A-Bomb survivors sow seeds of hope and peace in Oldham

TWO SURVIVORS of the atom bombs dropped on Japan in 1945 met representatives of Saddleworth Peace Group during a visit to Oldham and Manchester.

Mrs Reika Yamada and Mrs Midori Yamada, now in their 80s, were hosted at a civic reception attended by the Mayor of Oldham, Councillor Derek Heffernan, the Youth Mayor, T-Jay Turner, and Peace Group members.

The ladies visited the borough’s award-winning Green Flag Alexandra Park, where they were given a guided tour by the Council’s Head of Environmental Management, Glenn Dale.

In return, the pensioners, known as Hibakusha (or bomb affected people), gifted seeds of the Gingko tree from the city of Hiroshima to the borough.

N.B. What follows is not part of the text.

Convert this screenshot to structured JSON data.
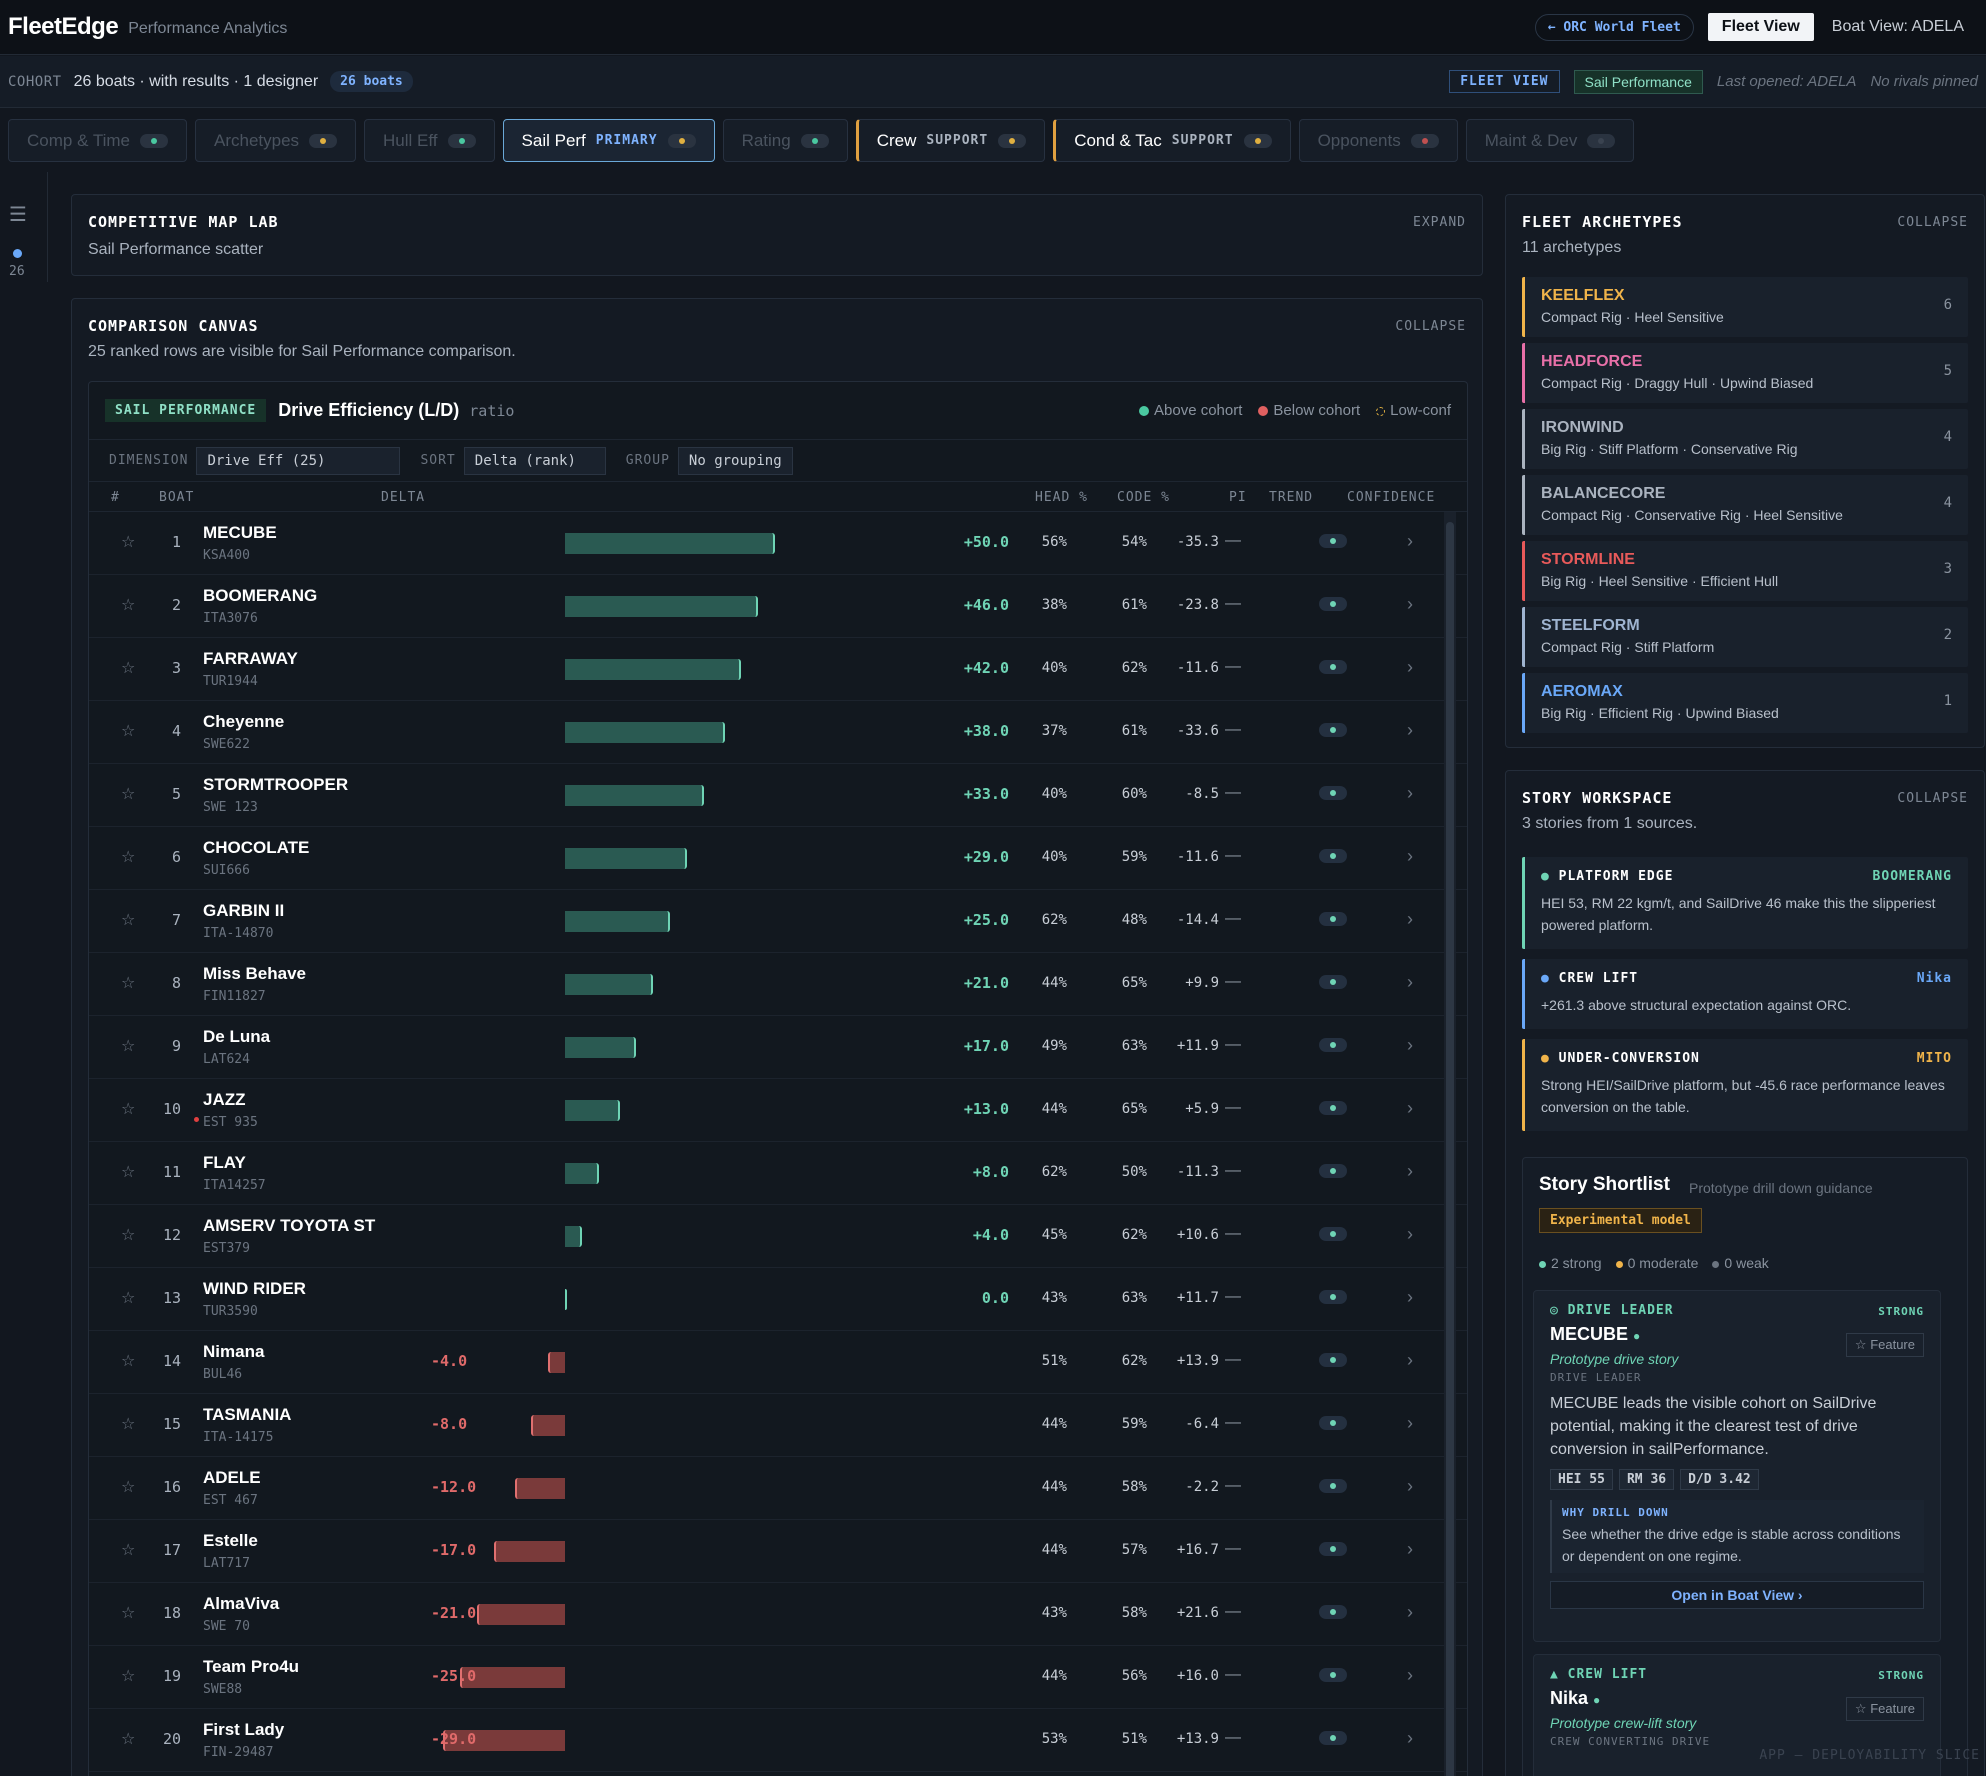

Six Gingko trees, growing less than two kilometres from the blast site, survived against the odds and were seen as symbols of hope for the country.

The ladies helped plant the seeds, which will be nurtured at Alexandra Park and once ready to plant will be presented to schools in the borough that have signed the Pledge to Peace.

During their visit, Reika and Midori also re-lived their ordeals of 72 years earlier at a sell-out public meeting at the People’s History Museum in Manchester.

They were presented with personal gifts of pens and paperweights and also a corporate gift of an Oldham coat-of-arms shield to take back to their hometown.

In return, the Peace Group was honoured to receive a gift of many thousands of paper cranes folded by people in Hiroshima, which will also be distributed to peace schools.